Why buy a smartphone when you can have a smartphone and a powerbank in one? Leagoo recently launched the Lead 7, a mid-range budget Android smartphone that packs a huge battery under its 5” hood that can even be used to charge up your other devices. Desperately need to charge up your smartwatch or second smartphone? The Lead 7 will come in handy.
What is it?
The Leagoo Lead 7 is one of the latest smartphones from Leagoo to reach Malaysia. It has a 5” 720p display and is powered by a 1.3GHz MediaTek MT6582 quad-core processor paired with 1GB of RAM and 8GB of internal storage. Camera wise, it has a decent 13MP rear shooter with 5p lens and stacked CMOS sensor by Sony, and an 8MP selfie camera equipped with a live beauty mode, perfect for those who love to take selfies.
The box comes with a charger, regular USB cable, USB OTG cable and a pair of earphones. The display also comes with a screen protector by default
But what makes the Lead 7 special isn’t the specs. It has a 4000mAh user-replaceable battery, which is pretty big considering the size of the device. With such a huge battery on board, Leagoo even allows it to charge up other devices with a USB OTG cable that comes in the box.
If only Leagoo bundled the phone with an extra battery, it would be perfect, especially if you’re always on the go. Other specs include dual-SIM standby, and runs on the company’s very own Smart UI based on Android 4.4.2.
Is it any good?
If you’re not those who are willing to fork out thousands of Ringgit just for a smartphone, the Lead 7 is an interesting product. It has a very good battery life, which makes it perfect for those who are always on the go and just need a phone for basic things like making calls, sending messages, and staying connected.
The Lead 7 runs on Leagoo’s own ROM based on Android 4.4.2, which reminds me of Oppo’s ColorOS. You can easily pick between Google’s launcher or Leagoo’s launcher in the settings menu – the former will give you a very familiar home screen and app drawer interface, while the latter is visually similar to ColorOS, and does not have an app drawer.
These two homescreens look very familiar indeed
With a retail price of RM599, it is pretty cheap for all that it has got to offer. The display is decent and definitely a lot better than the Lead 5 we saw last time, and while it’s made out of plastic, it has a nice metal frame along the edge to give it a more solid feel. In addition, the phone feels a little bulky, but I think it’s easier to hold on to a phone this size compared with super thin phones.
Performance wise, I didn’t encounter any major problems using the phone. I’ve been using it as a secondary device so the long battery life is definitely very helpful because I don’t need to charge it as frequently as my iPhone.
The bad stuff, tell me.
The Leagoo Lead 7 is a mid-ranger, so don’t expect too much from it. One particular issue occurs when I try to scroll through the settings menu, where the touch display doesn’t feel very responsive. If I don’t swipe hard enough, it will either recognise that as a touch, or just scroll through very slowly.

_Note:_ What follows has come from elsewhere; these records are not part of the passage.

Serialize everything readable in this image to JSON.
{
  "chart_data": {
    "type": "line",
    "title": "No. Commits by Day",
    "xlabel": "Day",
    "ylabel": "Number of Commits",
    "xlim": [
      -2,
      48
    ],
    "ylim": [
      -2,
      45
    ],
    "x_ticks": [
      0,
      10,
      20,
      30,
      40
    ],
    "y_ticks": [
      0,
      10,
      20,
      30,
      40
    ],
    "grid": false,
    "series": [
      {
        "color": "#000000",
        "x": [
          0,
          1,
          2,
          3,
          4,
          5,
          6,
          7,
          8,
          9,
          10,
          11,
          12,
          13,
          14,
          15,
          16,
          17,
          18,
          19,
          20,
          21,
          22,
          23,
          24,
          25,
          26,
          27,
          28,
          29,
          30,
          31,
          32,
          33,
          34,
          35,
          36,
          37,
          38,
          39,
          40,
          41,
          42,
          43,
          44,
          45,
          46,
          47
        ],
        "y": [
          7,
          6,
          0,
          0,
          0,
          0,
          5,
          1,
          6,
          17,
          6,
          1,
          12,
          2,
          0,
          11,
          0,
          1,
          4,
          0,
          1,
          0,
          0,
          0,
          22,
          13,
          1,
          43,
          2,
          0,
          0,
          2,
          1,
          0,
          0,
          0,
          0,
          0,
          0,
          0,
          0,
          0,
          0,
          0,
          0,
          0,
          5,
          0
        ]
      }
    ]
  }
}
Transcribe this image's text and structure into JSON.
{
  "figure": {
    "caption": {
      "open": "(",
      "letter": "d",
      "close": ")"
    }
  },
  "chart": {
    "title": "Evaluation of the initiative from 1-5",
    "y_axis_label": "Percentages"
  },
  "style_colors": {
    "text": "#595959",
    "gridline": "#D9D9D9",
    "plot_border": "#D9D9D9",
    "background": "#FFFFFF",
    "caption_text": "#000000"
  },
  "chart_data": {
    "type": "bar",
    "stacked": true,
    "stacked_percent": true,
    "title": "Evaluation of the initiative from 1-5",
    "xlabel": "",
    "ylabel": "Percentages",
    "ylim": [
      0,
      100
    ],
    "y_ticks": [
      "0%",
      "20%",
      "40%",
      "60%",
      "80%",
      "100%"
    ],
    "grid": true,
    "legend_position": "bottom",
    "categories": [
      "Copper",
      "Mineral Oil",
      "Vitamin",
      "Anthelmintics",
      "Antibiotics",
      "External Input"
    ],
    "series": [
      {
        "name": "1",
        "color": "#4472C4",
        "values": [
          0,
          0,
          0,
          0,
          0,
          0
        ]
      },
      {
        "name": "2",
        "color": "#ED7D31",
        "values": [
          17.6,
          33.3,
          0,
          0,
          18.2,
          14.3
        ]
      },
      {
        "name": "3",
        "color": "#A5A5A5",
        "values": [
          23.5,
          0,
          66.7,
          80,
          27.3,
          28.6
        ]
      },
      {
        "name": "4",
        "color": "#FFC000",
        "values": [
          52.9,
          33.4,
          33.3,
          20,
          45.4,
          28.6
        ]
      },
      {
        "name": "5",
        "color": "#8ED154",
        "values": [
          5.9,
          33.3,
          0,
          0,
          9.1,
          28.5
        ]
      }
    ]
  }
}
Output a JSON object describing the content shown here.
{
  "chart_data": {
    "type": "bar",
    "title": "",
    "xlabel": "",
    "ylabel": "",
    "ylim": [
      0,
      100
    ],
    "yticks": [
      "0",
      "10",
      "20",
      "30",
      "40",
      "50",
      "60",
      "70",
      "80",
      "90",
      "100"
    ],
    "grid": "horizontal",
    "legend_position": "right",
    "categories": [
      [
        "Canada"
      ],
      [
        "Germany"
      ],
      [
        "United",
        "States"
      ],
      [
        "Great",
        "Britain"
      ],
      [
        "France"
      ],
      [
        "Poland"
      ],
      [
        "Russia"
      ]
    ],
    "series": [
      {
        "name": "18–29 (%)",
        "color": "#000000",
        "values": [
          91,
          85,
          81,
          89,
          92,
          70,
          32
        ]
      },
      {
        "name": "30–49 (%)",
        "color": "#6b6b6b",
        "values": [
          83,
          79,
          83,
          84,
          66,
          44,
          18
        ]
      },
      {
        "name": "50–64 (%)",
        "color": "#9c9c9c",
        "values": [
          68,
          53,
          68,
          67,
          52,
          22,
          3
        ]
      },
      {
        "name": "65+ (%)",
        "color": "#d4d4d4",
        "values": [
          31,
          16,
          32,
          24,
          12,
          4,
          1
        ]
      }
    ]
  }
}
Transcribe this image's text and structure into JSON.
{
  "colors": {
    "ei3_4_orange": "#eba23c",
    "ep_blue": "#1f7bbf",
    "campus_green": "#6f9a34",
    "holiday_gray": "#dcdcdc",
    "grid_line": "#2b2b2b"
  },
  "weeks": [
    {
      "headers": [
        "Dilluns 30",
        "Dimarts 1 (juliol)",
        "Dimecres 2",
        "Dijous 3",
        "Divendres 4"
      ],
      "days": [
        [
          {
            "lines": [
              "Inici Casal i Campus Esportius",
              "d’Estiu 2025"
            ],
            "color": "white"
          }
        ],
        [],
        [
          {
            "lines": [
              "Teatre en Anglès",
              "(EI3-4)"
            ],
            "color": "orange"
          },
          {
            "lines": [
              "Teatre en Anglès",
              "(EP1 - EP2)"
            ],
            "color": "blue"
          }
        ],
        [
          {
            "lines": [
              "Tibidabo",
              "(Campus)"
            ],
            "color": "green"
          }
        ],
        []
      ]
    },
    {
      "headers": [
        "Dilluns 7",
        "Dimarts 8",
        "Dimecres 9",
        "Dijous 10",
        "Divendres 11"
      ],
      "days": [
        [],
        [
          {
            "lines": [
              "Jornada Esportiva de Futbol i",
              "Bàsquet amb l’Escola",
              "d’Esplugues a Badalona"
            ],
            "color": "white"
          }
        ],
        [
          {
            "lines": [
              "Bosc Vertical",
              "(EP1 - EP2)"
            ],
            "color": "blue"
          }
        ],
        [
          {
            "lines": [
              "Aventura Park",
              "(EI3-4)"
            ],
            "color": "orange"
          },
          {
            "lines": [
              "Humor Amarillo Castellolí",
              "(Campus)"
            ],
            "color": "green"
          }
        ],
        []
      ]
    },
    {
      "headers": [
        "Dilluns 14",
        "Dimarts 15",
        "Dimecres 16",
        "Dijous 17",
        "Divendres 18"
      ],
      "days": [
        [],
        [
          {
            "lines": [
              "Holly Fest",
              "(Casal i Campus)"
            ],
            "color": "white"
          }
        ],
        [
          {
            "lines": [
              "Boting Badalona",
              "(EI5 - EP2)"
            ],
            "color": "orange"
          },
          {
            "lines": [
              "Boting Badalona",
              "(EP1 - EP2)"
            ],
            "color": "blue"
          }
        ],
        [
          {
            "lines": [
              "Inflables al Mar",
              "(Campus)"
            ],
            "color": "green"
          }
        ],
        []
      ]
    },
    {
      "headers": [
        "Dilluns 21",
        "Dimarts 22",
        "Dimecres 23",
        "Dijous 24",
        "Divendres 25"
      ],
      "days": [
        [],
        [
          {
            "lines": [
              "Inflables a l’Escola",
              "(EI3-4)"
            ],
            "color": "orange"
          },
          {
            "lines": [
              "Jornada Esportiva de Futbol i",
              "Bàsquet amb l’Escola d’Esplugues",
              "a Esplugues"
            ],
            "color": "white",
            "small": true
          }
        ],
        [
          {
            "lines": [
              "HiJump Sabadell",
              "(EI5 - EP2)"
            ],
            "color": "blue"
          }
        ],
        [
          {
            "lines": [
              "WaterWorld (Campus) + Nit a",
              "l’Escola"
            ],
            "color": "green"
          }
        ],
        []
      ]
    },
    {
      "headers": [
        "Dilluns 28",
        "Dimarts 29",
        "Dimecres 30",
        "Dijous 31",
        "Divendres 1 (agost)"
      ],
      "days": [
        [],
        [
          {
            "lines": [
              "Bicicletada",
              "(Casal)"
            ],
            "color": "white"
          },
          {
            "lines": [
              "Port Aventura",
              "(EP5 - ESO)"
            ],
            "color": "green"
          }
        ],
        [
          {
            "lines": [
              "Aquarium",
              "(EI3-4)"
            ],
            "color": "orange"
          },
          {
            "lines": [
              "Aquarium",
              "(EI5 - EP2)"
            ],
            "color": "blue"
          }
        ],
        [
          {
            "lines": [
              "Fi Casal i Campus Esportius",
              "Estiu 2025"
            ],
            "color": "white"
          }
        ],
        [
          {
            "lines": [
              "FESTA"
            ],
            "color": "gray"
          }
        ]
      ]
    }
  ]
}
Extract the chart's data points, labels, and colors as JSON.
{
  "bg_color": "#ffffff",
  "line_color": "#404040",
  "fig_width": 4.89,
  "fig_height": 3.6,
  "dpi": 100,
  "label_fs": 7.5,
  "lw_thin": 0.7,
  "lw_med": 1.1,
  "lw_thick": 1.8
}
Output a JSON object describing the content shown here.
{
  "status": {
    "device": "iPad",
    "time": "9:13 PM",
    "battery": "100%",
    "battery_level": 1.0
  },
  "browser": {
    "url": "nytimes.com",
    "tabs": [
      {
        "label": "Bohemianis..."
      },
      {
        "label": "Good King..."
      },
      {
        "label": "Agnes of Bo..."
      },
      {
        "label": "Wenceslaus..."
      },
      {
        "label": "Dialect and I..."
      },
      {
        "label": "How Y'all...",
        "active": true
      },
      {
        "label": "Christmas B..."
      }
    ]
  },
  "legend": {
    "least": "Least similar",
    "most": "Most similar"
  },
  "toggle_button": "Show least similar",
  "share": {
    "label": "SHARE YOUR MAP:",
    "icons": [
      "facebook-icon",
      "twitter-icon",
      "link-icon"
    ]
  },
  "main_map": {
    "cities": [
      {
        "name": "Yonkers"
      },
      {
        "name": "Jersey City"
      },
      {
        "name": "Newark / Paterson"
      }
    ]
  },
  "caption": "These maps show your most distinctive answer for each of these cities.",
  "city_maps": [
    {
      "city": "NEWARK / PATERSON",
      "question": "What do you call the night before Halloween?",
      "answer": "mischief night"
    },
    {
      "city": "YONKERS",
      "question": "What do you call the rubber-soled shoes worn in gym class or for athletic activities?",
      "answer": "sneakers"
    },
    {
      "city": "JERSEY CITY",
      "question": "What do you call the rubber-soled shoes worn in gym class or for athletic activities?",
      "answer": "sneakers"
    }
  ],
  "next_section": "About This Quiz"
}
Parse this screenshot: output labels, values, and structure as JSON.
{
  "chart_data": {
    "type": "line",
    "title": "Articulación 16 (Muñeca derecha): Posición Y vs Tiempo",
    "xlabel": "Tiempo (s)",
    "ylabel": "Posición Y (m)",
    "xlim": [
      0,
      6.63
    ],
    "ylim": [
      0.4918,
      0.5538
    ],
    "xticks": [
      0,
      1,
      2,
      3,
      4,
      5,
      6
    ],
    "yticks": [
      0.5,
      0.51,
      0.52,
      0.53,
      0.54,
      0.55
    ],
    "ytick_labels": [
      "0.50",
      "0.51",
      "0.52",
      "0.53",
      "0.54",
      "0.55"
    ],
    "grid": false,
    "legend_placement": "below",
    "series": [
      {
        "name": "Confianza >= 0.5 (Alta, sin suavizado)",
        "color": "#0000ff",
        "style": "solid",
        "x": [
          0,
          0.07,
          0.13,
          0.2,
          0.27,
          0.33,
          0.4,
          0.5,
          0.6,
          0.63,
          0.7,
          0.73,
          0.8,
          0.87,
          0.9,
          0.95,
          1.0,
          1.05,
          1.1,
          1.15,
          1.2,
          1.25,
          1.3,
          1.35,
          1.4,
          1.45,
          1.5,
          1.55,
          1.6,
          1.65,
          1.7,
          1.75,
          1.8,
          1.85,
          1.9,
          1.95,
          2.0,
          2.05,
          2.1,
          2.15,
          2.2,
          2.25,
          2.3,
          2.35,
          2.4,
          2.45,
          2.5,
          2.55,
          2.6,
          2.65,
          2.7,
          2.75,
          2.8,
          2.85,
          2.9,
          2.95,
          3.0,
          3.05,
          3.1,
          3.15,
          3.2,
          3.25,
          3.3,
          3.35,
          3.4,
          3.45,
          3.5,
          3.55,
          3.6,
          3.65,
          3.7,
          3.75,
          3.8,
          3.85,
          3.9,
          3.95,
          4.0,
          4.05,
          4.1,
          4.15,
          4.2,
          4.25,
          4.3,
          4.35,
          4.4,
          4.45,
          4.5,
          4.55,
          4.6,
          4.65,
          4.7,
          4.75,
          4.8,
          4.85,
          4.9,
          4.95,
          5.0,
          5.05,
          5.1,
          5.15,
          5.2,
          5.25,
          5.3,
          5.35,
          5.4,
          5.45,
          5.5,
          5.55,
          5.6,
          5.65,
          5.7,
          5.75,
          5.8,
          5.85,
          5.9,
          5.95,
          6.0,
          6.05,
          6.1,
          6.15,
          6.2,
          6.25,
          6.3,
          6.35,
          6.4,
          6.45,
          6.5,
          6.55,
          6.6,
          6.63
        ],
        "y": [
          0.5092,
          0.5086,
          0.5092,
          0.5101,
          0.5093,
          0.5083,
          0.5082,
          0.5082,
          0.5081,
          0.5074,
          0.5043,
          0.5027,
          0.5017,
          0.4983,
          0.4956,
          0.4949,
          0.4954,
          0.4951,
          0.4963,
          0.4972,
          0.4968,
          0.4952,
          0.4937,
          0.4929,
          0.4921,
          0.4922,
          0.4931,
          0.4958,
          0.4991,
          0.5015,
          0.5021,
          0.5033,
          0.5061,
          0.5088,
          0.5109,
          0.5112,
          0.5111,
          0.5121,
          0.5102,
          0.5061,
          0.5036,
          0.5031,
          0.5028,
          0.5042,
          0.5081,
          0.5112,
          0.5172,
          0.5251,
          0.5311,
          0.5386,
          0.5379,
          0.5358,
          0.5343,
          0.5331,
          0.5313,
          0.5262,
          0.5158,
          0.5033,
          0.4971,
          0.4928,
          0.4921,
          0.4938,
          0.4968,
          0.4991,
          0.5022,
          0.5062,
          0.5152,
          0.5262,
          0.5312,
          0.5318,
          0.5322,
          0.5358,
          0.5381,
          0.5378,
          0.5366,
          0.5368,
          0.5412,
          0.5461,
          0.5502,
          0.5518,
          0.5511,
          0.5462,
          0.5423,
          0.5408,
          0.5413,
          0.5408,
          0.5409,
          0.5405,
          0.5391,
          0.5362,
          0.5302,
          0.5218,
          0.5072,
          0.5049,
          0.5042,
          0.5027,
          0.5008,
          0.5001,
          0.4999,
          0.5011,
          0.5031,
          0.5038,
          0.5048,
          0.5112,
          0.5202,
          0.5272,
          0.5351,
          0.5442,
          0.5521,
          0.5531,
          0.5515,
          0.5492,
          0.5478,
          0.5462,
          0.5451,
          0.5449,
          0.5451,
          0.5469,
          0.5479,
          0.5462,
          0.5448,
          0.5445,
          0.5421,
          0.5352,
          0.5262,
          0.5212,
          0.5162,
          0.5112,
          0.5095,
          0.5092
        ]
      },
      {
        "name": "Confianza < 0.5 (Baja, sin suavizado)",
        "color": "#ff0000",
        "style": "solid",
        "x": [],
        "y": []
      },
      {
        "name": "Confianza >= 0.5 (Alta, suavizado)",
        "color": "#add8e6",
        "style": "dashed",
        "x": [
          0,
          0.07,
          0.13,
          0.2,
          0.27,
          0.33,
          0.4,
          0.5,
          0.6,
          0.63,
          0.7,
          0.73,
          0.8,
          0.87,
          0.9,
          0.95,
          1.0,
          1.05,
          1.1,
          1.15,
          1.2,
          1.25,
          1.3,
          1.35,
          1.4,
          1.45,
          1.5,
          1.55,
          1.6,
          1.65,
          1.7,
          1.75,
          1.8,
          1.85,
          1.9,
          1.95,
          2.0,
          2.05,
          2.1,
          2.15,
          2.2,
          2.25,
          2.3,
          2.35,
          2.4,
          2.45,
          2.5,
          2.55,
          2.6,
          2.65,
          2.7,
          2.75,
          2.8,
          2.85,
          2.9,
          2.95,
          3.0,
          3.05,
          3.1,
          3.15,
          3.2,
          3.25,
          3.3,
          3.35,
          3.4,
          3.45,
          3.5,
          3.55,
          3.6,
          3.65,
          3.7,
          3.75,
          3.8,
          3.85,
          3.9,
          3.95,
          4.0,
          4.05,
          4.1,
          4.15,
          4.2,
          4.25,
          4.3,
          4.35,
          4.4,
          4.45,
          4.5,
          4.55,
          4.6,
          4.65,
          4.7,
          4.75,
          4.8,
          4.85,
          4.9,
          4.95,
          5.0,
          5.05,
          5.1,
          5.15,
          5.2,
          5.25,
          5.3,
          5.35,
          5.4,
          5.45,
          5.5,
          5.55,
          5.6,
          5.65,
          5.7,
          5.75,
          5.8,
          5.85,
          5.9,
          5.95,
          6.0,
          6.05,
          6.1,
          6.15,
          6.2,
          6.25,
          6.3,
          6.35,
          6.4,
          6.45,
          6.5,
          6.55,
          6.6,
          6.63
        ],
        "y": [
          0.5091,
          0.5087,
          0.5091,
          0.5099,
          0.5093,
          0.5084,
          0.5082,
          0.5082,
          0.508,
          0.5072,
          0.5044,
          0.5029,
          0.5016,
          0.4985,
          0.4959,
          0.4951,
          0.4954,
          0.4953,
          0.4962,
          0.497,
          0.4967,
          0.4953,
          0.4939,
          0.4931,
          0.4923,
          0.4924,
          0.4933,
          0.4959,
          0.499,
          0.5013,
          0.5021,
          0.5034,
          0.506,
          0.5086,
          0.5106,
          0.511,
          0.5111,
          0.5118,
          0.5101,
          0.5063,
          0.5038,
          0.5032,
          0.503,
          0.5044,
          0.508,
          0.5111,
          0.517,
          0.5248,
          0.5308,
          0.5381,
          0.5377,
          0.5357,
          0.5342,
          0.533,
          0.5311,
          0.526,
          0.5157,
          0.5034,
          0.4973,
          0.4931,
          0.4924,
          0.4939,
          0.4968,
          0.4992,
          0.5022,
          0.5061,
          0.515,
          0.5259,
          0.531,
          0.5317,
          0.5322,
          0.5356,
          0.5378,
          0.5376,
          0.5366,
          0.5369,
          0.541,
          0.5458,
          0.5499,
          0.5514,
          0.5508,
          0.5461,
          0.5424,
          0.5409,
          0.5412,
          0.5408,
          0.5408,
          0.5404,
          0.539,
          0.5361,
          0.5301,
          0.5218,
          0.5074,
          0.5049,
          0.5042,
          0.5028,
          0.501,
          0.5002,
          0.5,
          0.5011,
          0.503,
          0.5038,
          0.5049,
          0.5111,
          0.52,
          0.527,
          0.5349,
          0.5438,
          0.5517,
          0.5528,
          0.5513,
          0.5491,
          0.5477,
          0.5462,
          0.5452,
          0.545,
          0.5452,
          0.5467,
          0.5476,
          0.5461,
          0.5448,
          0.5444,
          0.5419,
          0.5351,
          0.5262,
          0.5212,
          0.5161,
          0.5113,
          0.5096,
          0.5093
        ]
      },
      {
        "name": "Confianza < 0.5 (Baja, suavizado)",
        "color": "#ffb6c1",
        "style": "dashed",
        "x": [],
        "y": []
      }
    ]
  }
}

Loading and closing apps aren’t as quick as flagship smartphones but hey, for the price, you can’t have it all right? It takes slightly less than a second for an app to load for the first time, but it’s nothing unbearable.
Camera wise I think Leagoo could have done a better job. Pictures comes out highly saturated and the colour isn’t very accurate, even in bright conditions. HDR mode requires you to keep your hands very still, which makes it almost impossible to capture a decent HDR shot. The result of my HDR shots?
Indoor shots are very grainy too. I took some pictures in a well-lit indoor environment and they don’t look good either.
Of course, turning on the flash will give you better results, but I’ve never been a fan of flash on phones.
Should I Buy it?
Need a new phone, or a second phone and want to try out something new? The Lead 7 is something worth considering. It has a decent performance, dual-SIM support and most important of all, great battery life. The only major setback on the phone is the camera, so if you rely on your phone’s camera a lot, there are other solid alternatives too.